Natália Martins acredita que os casos de displasia da anca estão a aumentar devido a hábitos que se perderam: «Antes havia muito menos diagnóstico porque as mães andavam mais com os bebés ao colo, encaixados na anca, e também por causa das fraldas de pano. Ambas as situações obrigavam os bebés a permanecer mais tempo com as pernas afastadas e evitavam a manifestação da doença.» Por isso, para a fisioterapeuta, o pano é o meio de transporte de eleição para o bebé, sendo também benéfico para a mãe. «É normal a mãe ter dores nas costas no período pós-parto devido à fraqueza dos músculos abdominais e à sobrecarga física causada pelos cuidados ao bebé. Andar com o bebé no ovo só agrava a situação devido ao peso do conjunto e ao facto de provocar um desvio grande na coluna. Com o pano, a posição da mãe está correcta porque o peso está equilibrado. Para o bebé também é melhor do que estar sempre sentado no ovo.» Comparando o pano com o marsupial, Natália Martins destaca a versatilidade o pano. «O contra do marsupial é ter um formato standard e, por isso, mais difícil de ajustar ao nosso corpo, podendo tornar-se desconfortável»


MUITAS FORMAS E CORES

Há vários tipos de panos criados especialmente para transportar o bebé sempre ao colo. O mais vulgar chama-se simplesmente pano e consiste num longo tecido rectangular que permite “colar” o bebé à mãe em muitas posições: deitado, sentado, de lado, à frente ou nas costas. Mas existem outros modelos com outros nomes. O sling (tira de pano) - um tecido ajustável ao corpo da mãe através de duas anilhas - e o pouch (bolsa) - um anel de tecido que se enfia na diagonal entre o ombro e a anca da mãe, permitindo criar uma “cama” para o bebé junto ao colo - são os mais populares e estão à venda em vários sites na Internet. Em comum têm a versatilidade, a originalidade dos padrões e o facto de permitirem aos bebés voltarem a “encaixar” no corpo da mãe.

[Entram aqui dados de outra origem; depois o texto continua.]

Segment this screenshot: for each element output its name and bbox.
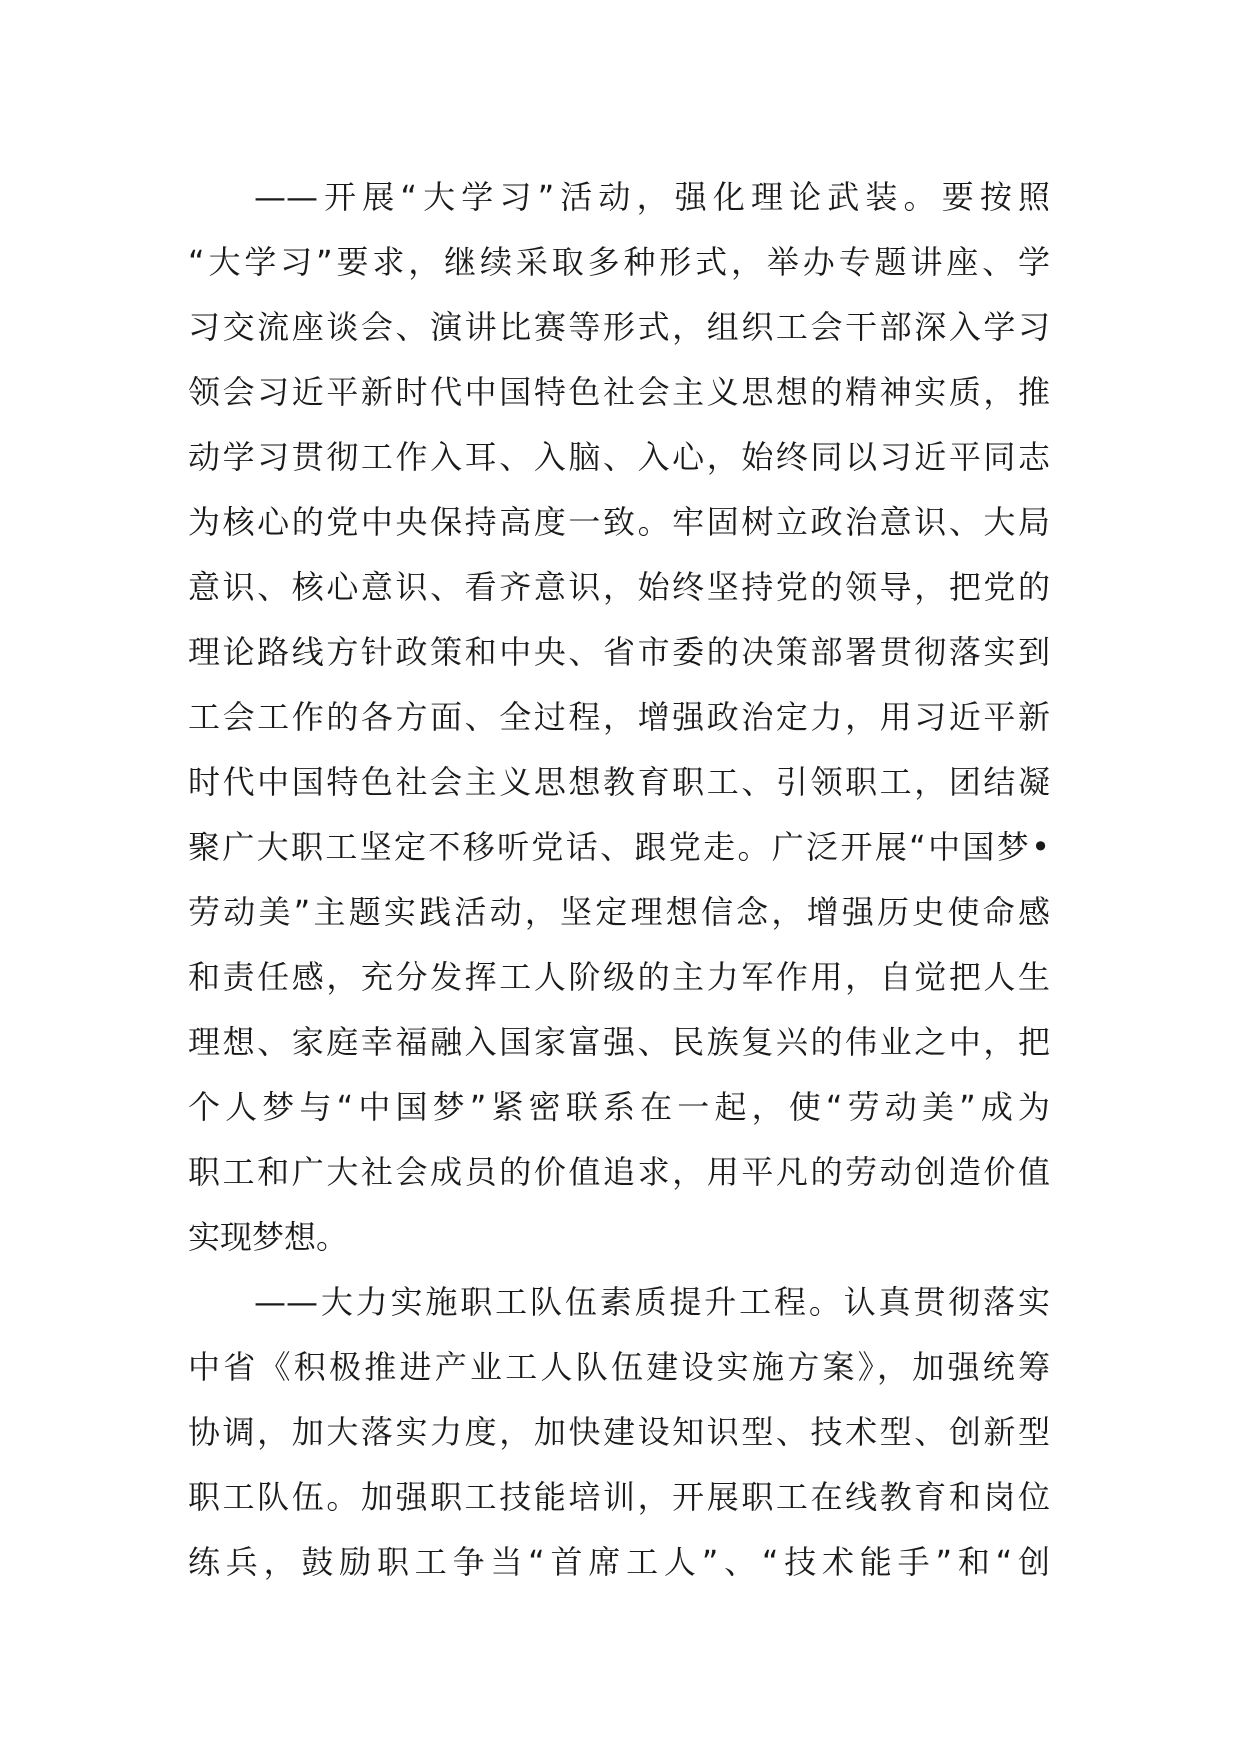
text-line: 工会工作的各方面、全过程，增强政治定力，用习近平新 bbox=[188, 698, 1050, 736]
text-line: 聚广大职工坚定不移听党话、跟党走。广泛开展“中国梦• bbox=[188, 828, 1050, 866]
paragraph-workforce-quality bbox=[188, 1270, 1050, 1595]
text-line: 协调，加大落实力度，加快建设知识型、技术型、创新型 bbox=[188, 1413, 1050, 1451]
text-line: 习交流座谈会、演讲比赛等形式，组织工会干部深入学习 bbox=[188, 308, 1050, 346]
text-line: 领会习近平新时代中国特色社会主义思想的精神实质，推 bbox=[188, 373, 1050, 411]
paragraph-study-campaign bbox=[188, 165, 1050, 1270]
text-line: 职工和广大社会成员的价值追求，用平凡的劳动创造价值 bbox=[188, 1153, 1050, 1191]
text-line: 时代中国特色社会主义思想教育职工、引领职工，团结凝 bbox=[188, 763, 1050, 801]
text-line: 动学习贯彻工作入耳、入脑、入心，始终同以习近平同志 bbox=[188, 438, 1050, 476]
text-line: 理想、家庭幸福融入国家富强、民族复兴的伟业之中，把 bbox=[188, 1023, 1050, 1061]
document-body bbox=[188, 165, 1050, 1595]
text-line: 职工队伍。加强职工技能培训，开展职工在线教育和岗位 bbox=[188, 1478, 1050, 1516]
text-line: 练兵，鼓励职工争当“首席工人”、“技术能手”和“创 bbox=[188, 1543, 1050, 1581]
text-line: 个人梦与“中国梦”紧密联系在一起，使“劳动美”成为 bbox=[188, 1088, 1050, 1126]
text-line: ——开展“大学习”活动，强化理论武装。要按照 bbox=[254, 178, 1050, 216]
text-line: 和责任感，充分发挥工人阶级的主力军作用，自觉把人生 bbox=[188, 958, 1050, 996]
text-line: 理论路线方针政策和中央、省市委的决策部署贯彻落实到 bbox=[188, 633, 1050, 671]
text-line: 劳动美”主题实践活动，坚定理想信念，增强历史使命感 bbox=[188, 893, 1050, 931]
text-line: 中省《积极推进产业工人队伍建设实施方案》，加强统筹 bbox=[188, 1348, 1050, 1386]
text-line: ——大力实施职工队伍素质提升工程。认真贯彻落实 bbox=[254, 1283, 1050, 1321]
text-line: “大学习”要求，继续采取多种形式，举办专题讲座、学 bbox=[188, 243, 1050, 281]
text-line: 意识、核心意识、看齐意识，始终坚持党的领导，把党的 bbox=[188, 568, 1050, 606]
text-line: 实现梦想。 bbox=[188, 1218, 349, 1256]
text-line: 为核心的党中央保持高度一致。牢固树立政治意识、大局 bbox=[188, 503, 1050, 541]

Os utilizadores do pano comparam a experiência a uma gravidez prolongada. «A barriga dura 18 meses: nove meses dentro da mãe e nove meses fora», lê-se no site do famoso Dr. Sears, pediatra norte-americano, pai de oito filhos, autor de mais de 30 livros sobre pediatria e presença constante em programas de televisão americanos. O pediatra defende que esta “gravidez prolongada” pode ajudar o bebé a regular os seus ritmos: «O ambiente dentro da barriga da mãe organiza automaticamente o sistema do bebé. Depois do nascimento, há uma interrupção desta organização. Prolongando a vivência do útero, está a ajudar-se o bebé a organizar o seu sistema», descreve o médico, exemplificando: o bebé tem a possibilidade de ouvir o coração da mãe, acompanhar o movimento do seu caminhar, sentir a sua respiração. No fundo, o bebé tem as mesmas comodidades de quando ainda estava dentro da barriga da mãe com a mais-valia de poder conhecer o mundo. É, como muitos defensores do pano lhe chamam, um verdadeiro «útero com vista».